UPM RISC-V processor with custom CGRA-based extensions
ID: R2 | Licence: Solderpad Hardware Licence v2.1 | Owner: UPM | Contacts: joseandres.otero@upm.es alfonso.rodriguezm@upm.es |
Short Description | Multi-grain CGR Array (CGRA) tightly coupled with an open-source RISC-V processor through custom ISA extensions to support 1) automatic SW-to-HW code offloading using HW composition, 2) Edge AI capabilities in the RISC-V ecosystem. |
Require | Application code with hardware acceleration requirements at the edge. |
Provide | Acceleration infrastructure at the edge. |
Input | Binary files for processor (application executable), CGRA accelerator (CGRA configuration bitstream), and the static configuration bitstream for the FPGA. |
Output | Heterogeneous and hardware-accelerated execution of the application. |
MYRTUS layer | Edge |
TRL@M0 | 3-4 |
TRL@M36 | 5 |
General description
A multigrain reconfigurable CGRA overlay for FPGAs loosely coupled with a host processor (Arm-based) via a standard memory-mapped interface. Support for a reduced set of integer arithmetic and logic operations within its core Processing Elements (PEs), and use of different granularity levels for FPGA reconfiguration (i.e., coarse to modify large chunks of the fabric, medium to compose regular 2D computing structures on the fabric, and fine to only modify LUT contents to change PE functionality).
MYRTUS Extension/Contribution
Integration of the CGRA on the datapath of an open-source RISC-V processor core to provide hardware-accelerated custom ISA extensions as an alternative to the memory-mapped approach. Development of AI-oriented PEs (e.g., fixed- and floating-point arithmetic) and the exploration of heterogeneous CGRA distributions (i.e., using different PEs in each position in the 2D grid, for instance to include internal scratchpad memories or mixed precision arithmetic).



Plans and Expectation
Assessment Plan@M18:
RTL simulation of the integrated CPU+CGRA computing infrastructure, using custom assembly instructions to properly exercise the accelerator with manually mapped application benchmarks (e.g., PolyBench).

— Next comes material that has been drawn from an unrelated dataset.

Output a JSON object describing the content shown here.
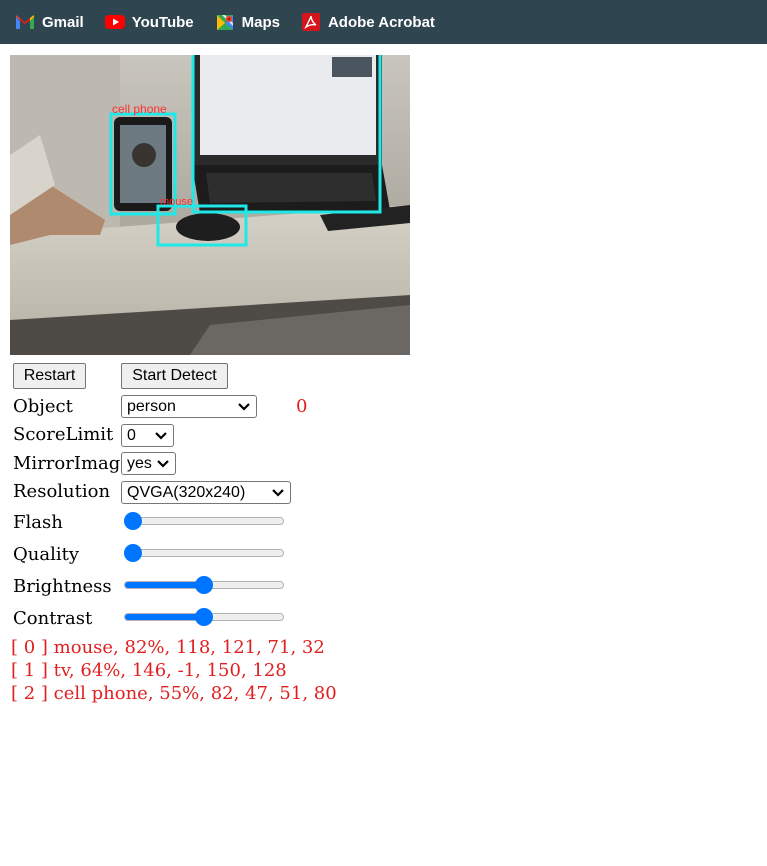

Synthesis and implementation on multiple FPGA devices, changing the spatial distribution and processing capabilities of the CGRA. Initial exploration of the heterogeneous version.
Expected Results@M18:
Improved energy efficiency and performance metrics of the application benchmarks running on the CGRA fabric with hand-made mapping, which are to be assessed both at simulation level and on the target FPGA boards. Comparison of offloading overheads for both memory-mapped and extended-ISA flavors of the CGRA.